As someone who prefers to be discrete about my disability, it took some resolve to throw discretion to the wind! I now wear a navy waistcoat with blind rider emblazoned in fluorescent pink, and the compulsory white armband to draw attention to myself in the collecting ring in the interest of safety. Both precautions frequently go unnoticed as riders are mainly focussed on their own preparations. I am always on a microphone, being steered and coached simultaneously by Daniel Watson, my trainer. This requires nerves of steel on both our parts.
I used to think riding with lower level riders was the hardest as they did not always follow the rules of the collecting ring - passing left to left, walking on the inside track etc. I now know that riding with CDI competitors is the hardest. Many Grand Prix riders, intent on a line of tempis or a pirouette, will stop for no one; even if they are blind. Fortunately, depending on how you look at it, my coach is a seasoned Grand Prix rider, so when he says ‘go’, he means move; and now. I have mostly learned to obey orders. However, it is counter intuitive when I can hear someone too close for comfort and my instinct is to stop, but the voice in my ear is saying, ‘Go. Don’t lose your line, don’t mind what is going on around you’. As hard as this is, he is right. My horses need to feel I am there for them. They would lose confidence if I was hesitant and stopped every few minutes. We had one 6 yr old who stopped himself every time he thought a collision was imminent. People thought he was ‘looking after his rider’. Yet this cannot be the horse’s job as it is too short a step from stopping to shying and eventually backing up and becoming fearful of approaching horses.
Surviving rush hour on the motorway has certainly quickened my reactions as a rider. Put anyone in the dark and their steps will falter. Riding blind involves fighting this instinct to freeze. Forwards is fundamental to the scales of training and fundamentally challenging to me; and nowhere more so than in the collecting ring. In able bodied competitions, I can find the warm up more stressful than the test. In recognition of how difficult this can be, many show organisers give me a test time just after a judges’ break as it can be a little quieter in the collecting ring in the interval. It remains to be seen what will happen at CDIs when the order is drawn.
At most CPEDIs and para national events, the show organisers keep a collecting ring separate for visually impaired riders in the interest of safety and in accordance with FEI guidelines. This feels like motoring along a country B road on a Sunday morning after zigzagging down a 3 lane motorway at able bodied events. Absurdly, I have been at para internationals where the blind riders had a separate collecting arena but were all expected to use it at the same time. If ever there was a recipe for carnage; that was. Local para competitions often don’t have the facilities to keep a separate collecting ring. My worst collision to date was with another para rider at a local show where there was only one warm up.

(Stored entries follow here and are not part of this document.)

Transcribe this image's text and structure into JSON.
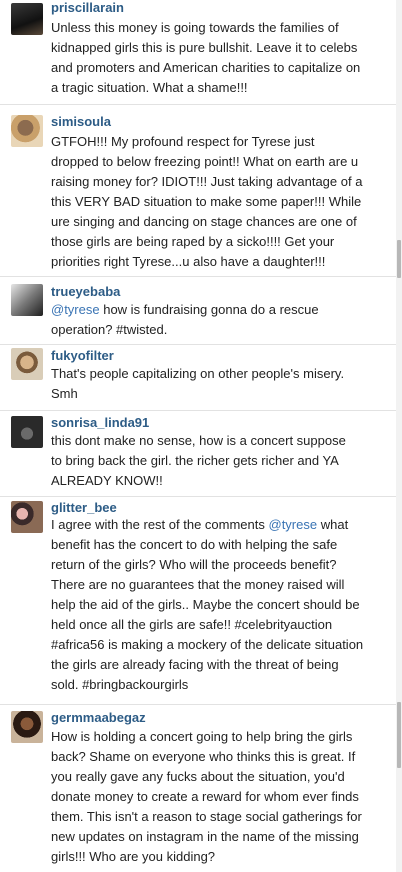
{
  "comments": [
    {
      "username": "priscillarain",
      "text": "Unless this money is going towards the families of\nkidnapped girls this is pure bullshit. Leave it to celebs\nand promoters and American charities to capitalize on\na tragic situation. What a shame!!!"
    },
    {
      "username": "simisoula",
      "text": "GTFOH!!! My profound respect for Tyrese just\ndropped to below freezing point!! What on earth are u\nraising money for? IDIOT!!! Just taking advantage of a\nthis VERY BAD situation to make some paper!!! While\nure singing and dancing on stage chances are one of\nthose girls are being raped by a sicko!!!! Get your\npriorities right Tyrese...u also have a daughter!!!"
    },
    {
      "username": "trueyebaba",
      "mention": "@tyrese",
      "text": " how is fundraising gonna do a rescue\noperation? #twisted."
    },
    {
      "username": "fukyofilter",
      "text": "That's people capitalizing on other people's misery.\nSmh"
    },
    {
      "username": "sonrisa_linda91",
      "text": "this dont make no sense, how is a concert suppose\nto bring back the girl. the richer gets richer and YA\nALREADY KNOW!!"
    },
    {
      "username": "glitter_bee",
      "text_before": "I agree with the rest of the comments ",
      "mention": "@tyrese",
      "text": " what\nbenefit has the concert to do with helping the safe\nreturn of the girls? Who will the proceeds benefit?\nThere are no guarantees that the money raised will\nhelp the aid of the girls.. Maybe the concert should be\nheld once all the girls are safe!! #celebrityauction\n#africa56 is making a mockery of the delicate situation\nthe girls are already facing with the threat of being\nsold. #bringbackourgirls"
    },
    {
      "username": "germmaabegaz",
      "text": "How is holding a concert going to help bring the girls\nback? Shame on everyone who thinks this is great. If\nyou really gave any fucks about the situation, you'd\ndonate money to create a reward for whom ever finds\nthem. This isn't a reason to stage social gatherings for\nnew updates on instagram in the name of the missing\ngirls!!! Who are you kidding?"
    }
  ],
  "colors": {
    "username": "#2d5c86",
    "mention": "#3a74b4",
    "text": "#222222",
    "separator": "#e2e2e2"
  },
  "icons": [
    "user-avatar"
  ]
}
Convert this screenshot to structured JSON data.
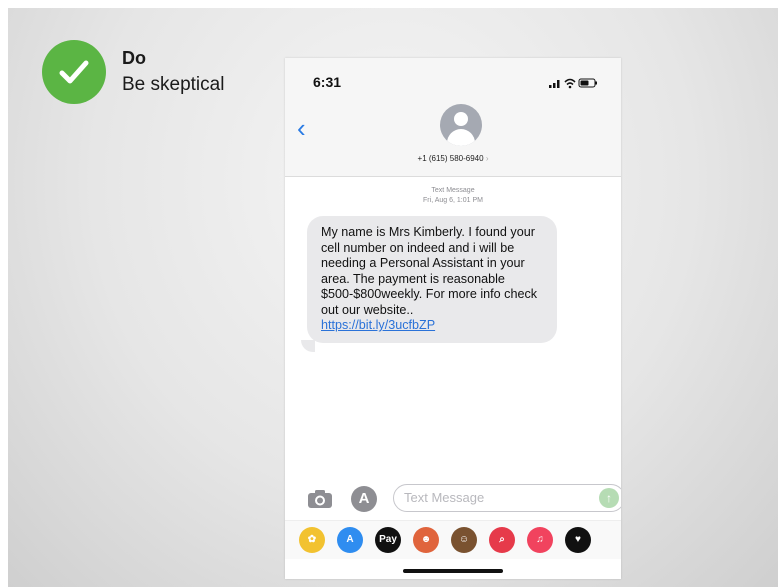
{
  "slide": {
    "do_title": "Do",
    "do_subtitle": "Be skeptical",
    "check_color": "#5bb544"
  },
  "phone": {
    "time": "6:31",
    "contact_number": "+1 (615) 580-6940",
    "contact_chevron": "›",
    "meta_line1": "Text Message",
    "meta_line2": "Fri, Aug 6, 1:01 PM",
    "message_text": "My name is Mrs Kimberly. I found your cell number on indeed and i will be needing a Personal Assistant in your area. The payment is reasonable $500-$800weekly. For more info check out our website..",
    "message_link": "https://bit.ly/3ucfbZP",
    "input_placeholder": "Text Message",
    "apps_icon_glyph": "A",
    "send_icon_glyph": "↑",
    "app_strip": [
      {
        "name": "photos-app-icon",
        "color": "#f2c230",
        "glyph": "✿"
      },
      {
        "name": "app-store-app-icon",
        "color": "#2f8df0",
        "glyph": "A"
      },
      {
        "name": "apple-pay-app-icon",
        "color": "#111111",
        "glyph": "Pay"
      },
      {
        "name": "memoji-app-icon",
        "color": "#e0643c",
        "glyph": "☻"
      },
      {
        "name": "animoji-app-icon",
        "color": "#7a5230",
        "glyph": "☺"
      },
      {
        "name": "images-search-app-icon",
        "color": "#e63a4a",
        "glyph": "⌕"
      },
      {
        "name": "music-app-icon",
        "color": "#f1435e",
        "glyph": "♫"
      },
      {
        "name": "more-app-icon",
        "color": "#111111",
        "glyph": "♥"
      }
    ]
  }
}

There are some fantastic show organisers who provide as much space as possible, and some excellent stewards who organise that space and supervise numbers and behaviour. Daniel and I can navigate the warm up with all the skill and verve we can muster. However, the biggest thank you goes to those clever and considerate riders who work in the interest of every horse and rider’s safety. When a blind person is walking down the street using a white cane, the pedestrians who step out of the way are so appreciated, rather than those who cause a crash because they are looking at their mobile phones. This is no different. It is so very appreciated when people or riders that can see, do look where they are going.